Ubuntu 18.04.2LTS x64 with everything up to date

as a work around: you must call docker-compose command once and <hit enter> after that issue your desired command.

I am still having the same problem, with upgraded everything, but can confirm that running docker-compose on its own does seem to fix it.

I don’t understand the conclusion of this issue. At the end of it all, what can I do to not have my docker-compose commands from hanging??

@sebastialonso After reading this thread I solved it by installing haveged (https://github.com/docker/compose/issues/6678#issuecomment-494398740) on my VPS to get more entropy.

Here is another link on the same subject: https://www.digitalocean.com/community/tutorials/how-to-setup-additional-entropy-for-cloud-servers-using-haveged

@ijc congrats for the troubleshoot Ian! 😃 It makes sense even in my setup as the problem disappeared after that VPS went in production and thus started creating entropy.

While this is a system issue, should docker compose do some reasonable check of available entropy, and issue a warning at least?

As is, running a compose command locks the system.

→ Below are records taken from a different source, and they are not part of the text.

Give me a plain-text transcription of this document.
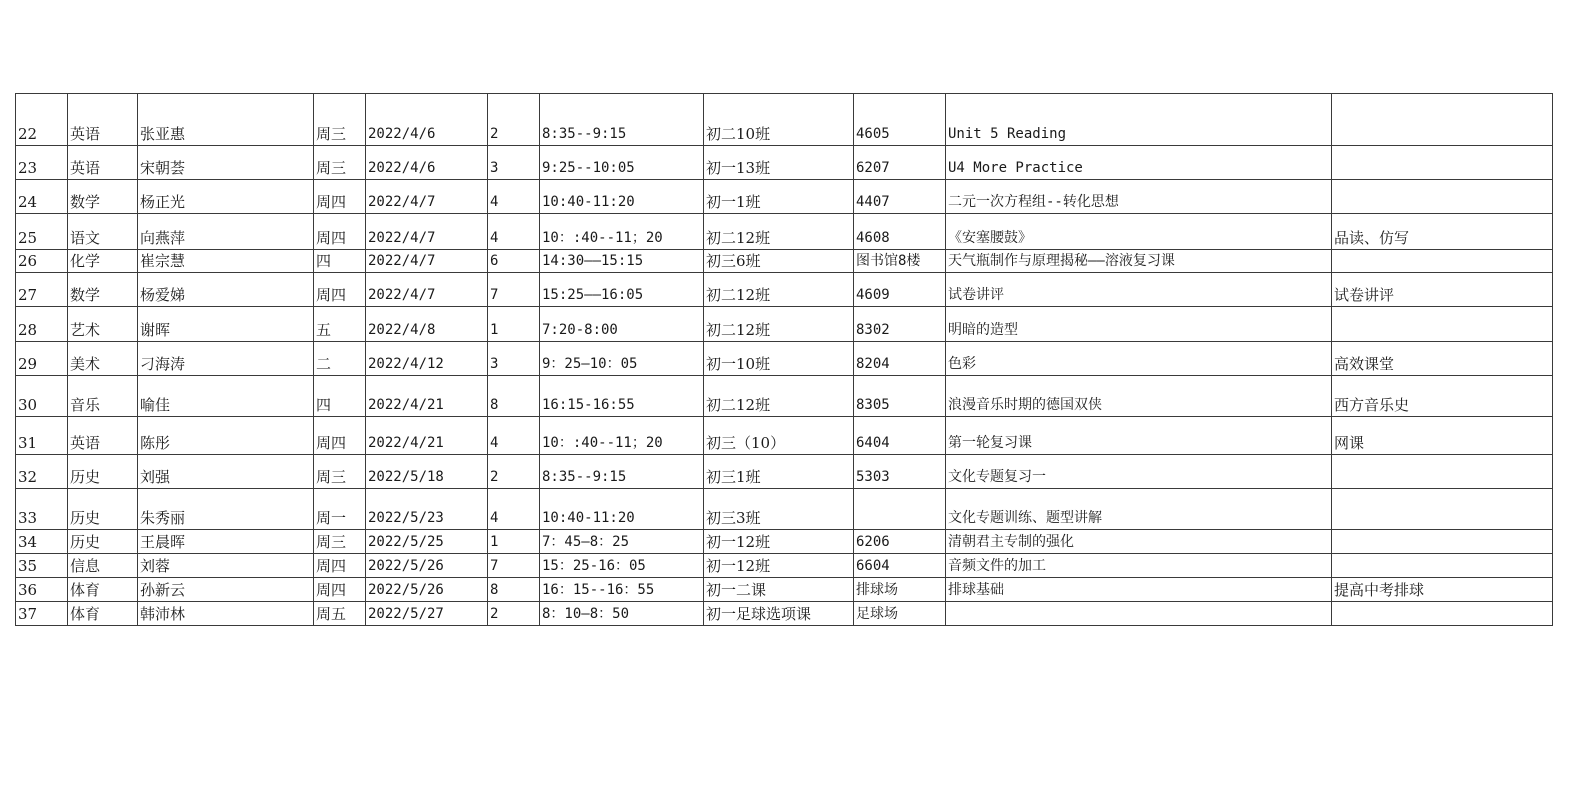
22	英语	张亚惠	周三	2022/4/6	2	8:35--9:15	初二10班	4605	Unit 5 Reading	
23	英语	宋朝荟	周三	2022/4/6	3	9:25--10:05	初一13班	6207	U4 More Practice	
24	数学	杨正光	周四	2022/4/7	4	10:40-11:20	初一1班	4407	二元一次方程组--转化思想	
25	语文	向燕萍	周四	2022/4/7	4	10：:40--11；20	初二12班	4608	《安塞腰鼓》	品读、仿写
26	化学	崔宗慧	四	2022/4/7	6	14:30——15:15	初三6班	图书馆8楼	天气瓶制作与原理揭秘——溶液复习课	
27	数学	杨爱娣	周四	2022/4/7	7	15:25——16:05	初二12班	4609	试卷讲评	试卷讲评
28	艺术	谢晖	五	2022/4/8	1	7:20-8:00	初二12班	8302	明暗的造型	
29	美术	刁海涛	二	2022/4/12	3	9：25—10：05	初一10班	8204	色彩	高效课堂
30	音乐	喻佳	四	2022/4/21	8	16:15-16:55	初二12班	8305	浪漫音乐时期的德国双侠	西方音乐史
31	英语	陈彤	周四	2022/4/21	4	10：:40--11；20	初三（10）	6404	第一轮复习课	网课
32	历史	刘强	周三	2022/5/18	2	8:35--9:15	初三1班	5303	文化专题复习一	
33	历史	朱秀丽	周一	2022/5/23	4	10:40-11:20	初三3班		文化专题训练、题型讲解	
34	历史	王晨晖	周三	2022/5/25	1	7：45—8：25	初一12班	6206	清朝君主专制的强化	
35	信息	刘蓉	周四	2022/5/26	7	15：25-16：05	初一12班	6604	音频文件的加工	
36	体育	孙新云	周四	2022/5/26	8	16：15--16：55	初一二课	排球场	排球基础	提高中考排球
37	体育	韩沛林	周五	2022/5/27	2	8：10—8：50	初一足球选项课	足球场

So even though it’s not a bug in compose, Trying to use compose is a killjoy.

If this was a problem for you please upvote https://github.com/docker/compose/issues/6931 so we can get better docs, which would have avoided lots of wasted time chasing down this problem.

Hi @M034B5

This isn’t really fixed, you guys are just giving workarounds and patches… like the issue is still happening even on the latest version.

This is a typical “won’t fix” case since this is not an issue in Docker or Compose. It’s a general system entropy issue. If a software needs entropy and the system is not providing enough it’s an OS issue. And everything you do to bypass that is a general workaround.

I don’t mean anything in my post, but there’s a difference between a closed issue and one that is hanging because the proper solution hasn’t been found yet.

Indeed. But here the proper solution is having a good amount of entropy provided by the operating system. 😃 You are searching the “proper solution” in the wrong place.

Even if the author got satisfied, it doesn’t mean that we should ignore this issue. no? Dont get me wrong.

Don’t get me wrong too and I’m not the author. I’m only providing what i think is the right point of view on this issue and why it’s closed. 😃

I’m not sure I want to upload a bunch of logs to a public place when I don’t really know what’s in them.

Same problem for me, Linode with Ubuntu 18.04.2. Going back to version 1.23.0 fixed it, although I had to recreate the containers.